Companies are increasingly launching digital initiatives to expand or build digital capabilities aimed at business efficiency or top-line revenue growth. And as digital transformation success stories emerge, the trend is gaining steam.
Nearly 2,600 CIOs Gartner surveyed last year said they devote 18 percent of their budgets to digital transformation, a figure set to increase to 28 percent by 2018, Gartner analyst Andy Rowsell-Jones told CIO.com. Going digital often means significant challenges and consequences, says Rowsell-Jones, adding that companies are overhauling their business models and allocating more of their IT budgets to catch digital disruptors.
Indeed, a new Gartner survey shows that 95 percent of 3,160 CIOs expect their jobs to change or be remixed due to digitalization. Respondents believe that the two biggest transformations in the CIO role will be the need to become a change leader, followed by increased and broader responsibilities and capabilities.
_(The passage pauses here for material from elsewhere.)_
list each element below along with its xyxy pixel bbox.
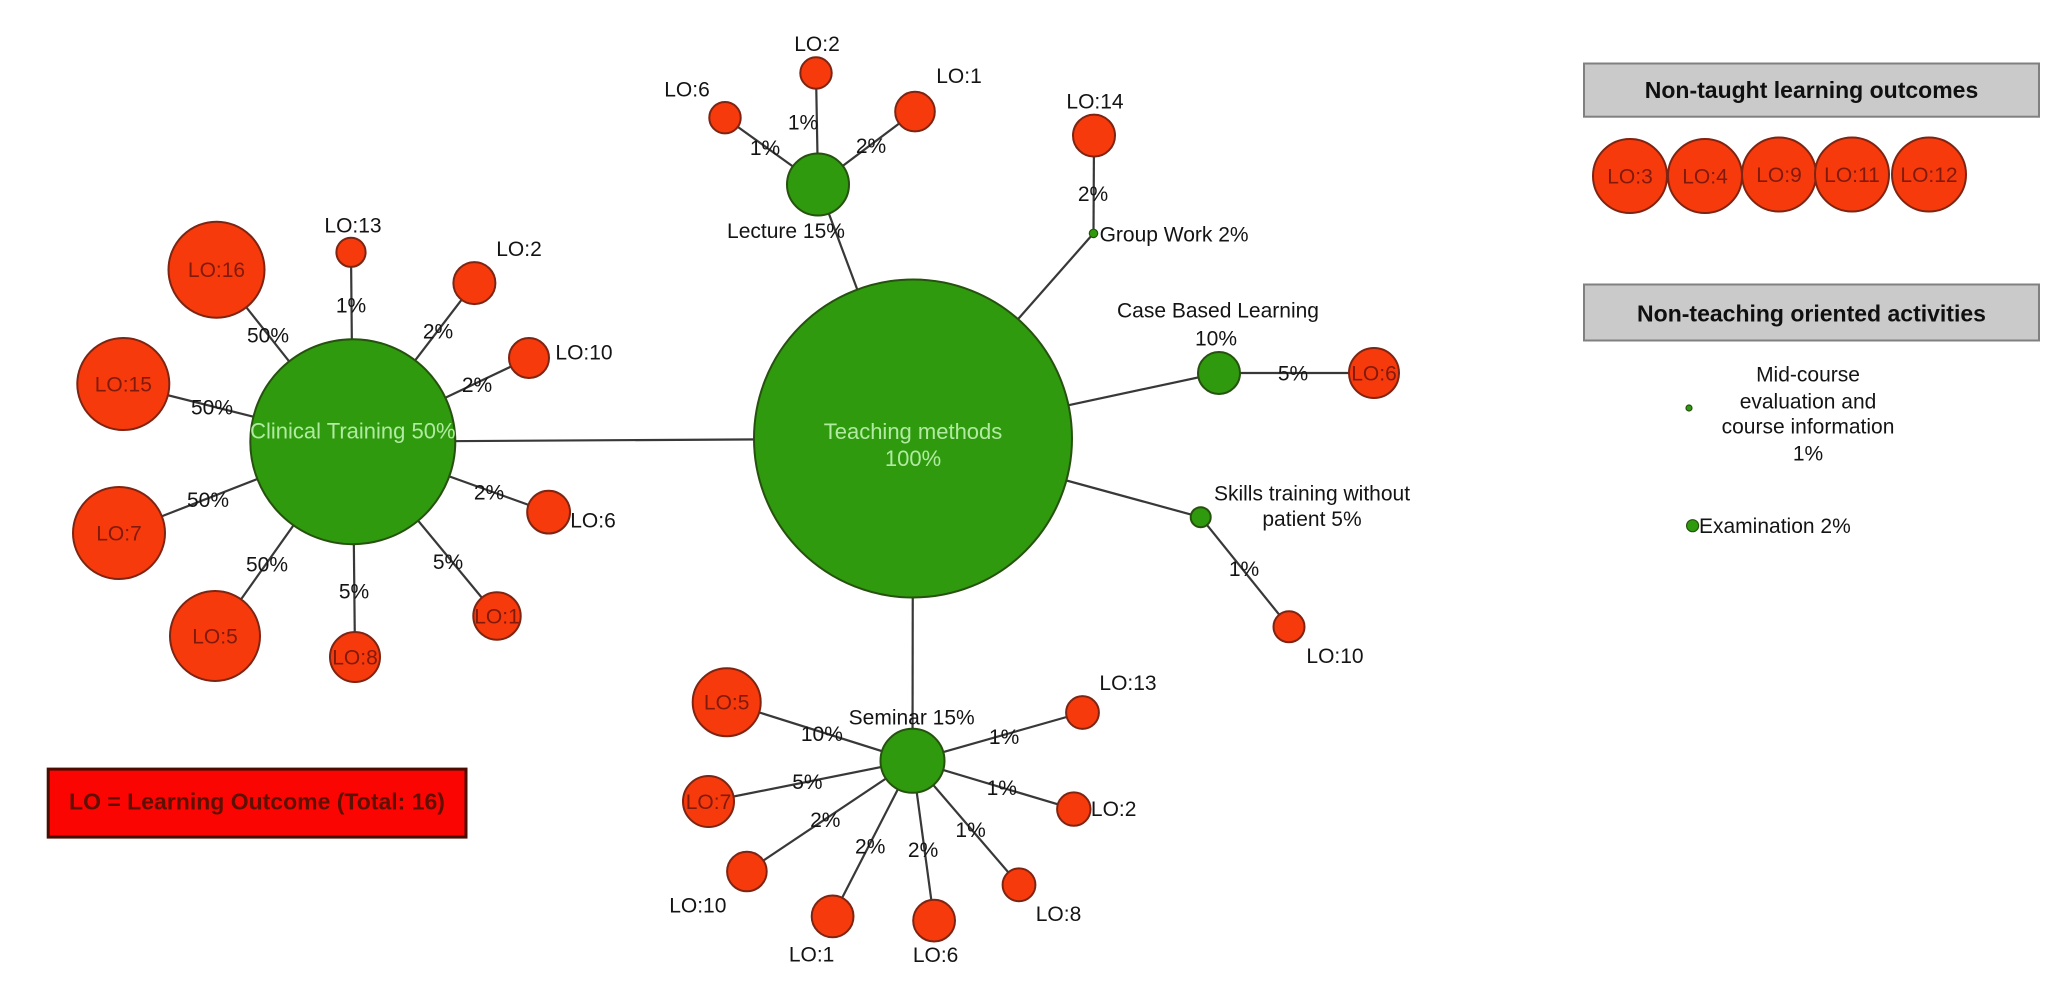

Moreover, technology trends such as cybersecurity and artificial intelligence (AI) will significantly change how CIOs do their jobs in the near future.
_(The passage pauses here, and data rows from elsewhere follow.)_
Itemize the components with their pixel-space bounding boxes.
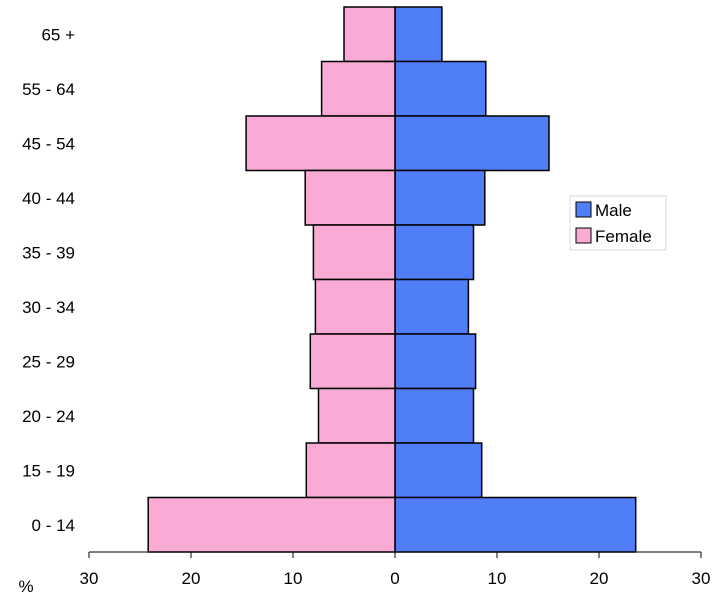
bars-layer [147, 6, 637, 553]
category-label-3: 40 - 44 [22, 189, 75, 208]
bar-female-5 [314, 278, 396, 335]
bar-female-0 [343, 6, 396, 63]
bar-male-9 [394, 496, 637, 553]
x-tick-label-5: 20 [590, 569, 609, 588]
category-label-4: 35 - 39 [22, 243, 75, 262]
bar-male-3 [394, 169, 486, 226]
bar-male-8 [394, 442, 483, 499]
legend-label-male: Male [595, 201, 632, 220]
bar-female-1 [320, 60, 396, 117]
bar-male-7 [394, 387, 475, 444]
bar-female-8 [305, 442, 396, 499]
bar-female-2 [245, 115, 396, 172]
legend-swatch-female [575, 227, 592, 244]
legend: Male Female [569, 195, 667, 251]
bar-male-5 [394, 278, 470, 335]
bar-male-0 [394, 6, 443, 63]
x-tick-label-4: 10 [488, 569, 507, 588]
bar-female-4 [312, 224, 396, 281]
x-axis-unit-label: % [18, 577, 33, 596]
bar-female-9 [147, 496, 396, 553]
x-tick-label-6: 30 [692, 569, 711, 588]
category-label-6: 25 - 29 [22, 352, 75, 371]
category-label-1: 55 - 64 [22, 80, 75, 99]
bar-female-7 [317, 387, 396, 444]
legend-swatch-male [575, 201, 592, 218]
bar-male-1 [394, 60, 487, 117]
bar-female-3 [304, 169, 396, 226]
x-axis-ticks: 30 20 10 0 10 20 30 [80, 552, 711, 588]
bar-male-2 [394, 115, 550, 172]
category-label-5: 30 - 34 [22, 298, 75, 317]
category-label-2: 45 - 54 [22, 134, 75, 153]
x-tick-label-3: 0 [390, 569, 399, 588]
x-tick-label-1: 20 [182, 569, 201, 588]
x-tick-label-2: 10 [284, 569, 303, 588]
category-labels: 65 + 55 - 64 45 - 54 40 - 44 35 - 39 30 - 34 2… [22, 25, 75, 535]
category-label-7: 20 - 24 [22, 407, 75, 426]
bar-male-4 [394, 224, 475, 281]
legend-label-female: Female [595, 227, 652, 246]
bar-female-6 [309, 333, 396, 390]
category-label-9: 0 - 14 [32, 516, 75, 535]
x-tick-label-0: 30 [80, 569, 99, 588]
bar-male-6 [394, 333, 477, 390]
category-label-8: 15 - 19 [22, 461, 75, 480]
category-label-0: 65 + [41, 25, 75, 44]
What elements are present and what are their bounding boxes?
"The CIO's role must grow and develop as digital business spreads, and disruptive technologies, including intelligent machines and advanced analytics, reach the masses," says Rowsell-Jones. "While delivery is still a part of the job, much greater emphasis is being placed on attaining a far broader set of business objectives." Those areas include innovation and talent management.
The stakes are high. Leading digital companies generate better gross margins, better earnings and better net income than organizations in the bottom quarter of digital adopters, according to Harvard Business School. Leaders post a three-year average gross margin of 55 percent, compared to just 37 percent for digital laggards.
To help you on your digital way, CIO.com checked in on 13 digital transformations underway at some of the world’s leading brands. Following are snapshots of their digital initiatives in progress.
If you've ever wondered what digital transformation looks like at a telecommunications carrier, look no further than Sprint. The telco, under pressure from large rivals such as Verizon and AT&T and in merger talks with T-Mobile, is reinvesting in technology after years of significant cost reduction, says CIO Scott Rice, who is leading the charge. The focus is largely around analyzing data to improve the customer experience.
Sprint is using Elastic Stack open-source software to churn through 50 terabytes of data generated by logs, databases, emails and other sources to gauge the performance of Sprint.com. That data helps IT staff determine where glitches are impeding Sprint’s ability to facilitate transactions, ranging from basic browsing, to phone purchases, to upgrades consumers are trying to complete online. Analyzing bugs and other delays helps Sprint determine when and why a customer is abandoning a transaction. Previously, each application team monitored its own software performance, creating large data silos that couldn't be leveraged to bolster performance, Rice says. “It’s a redesigned [customer] journey based on data,” Rice adds.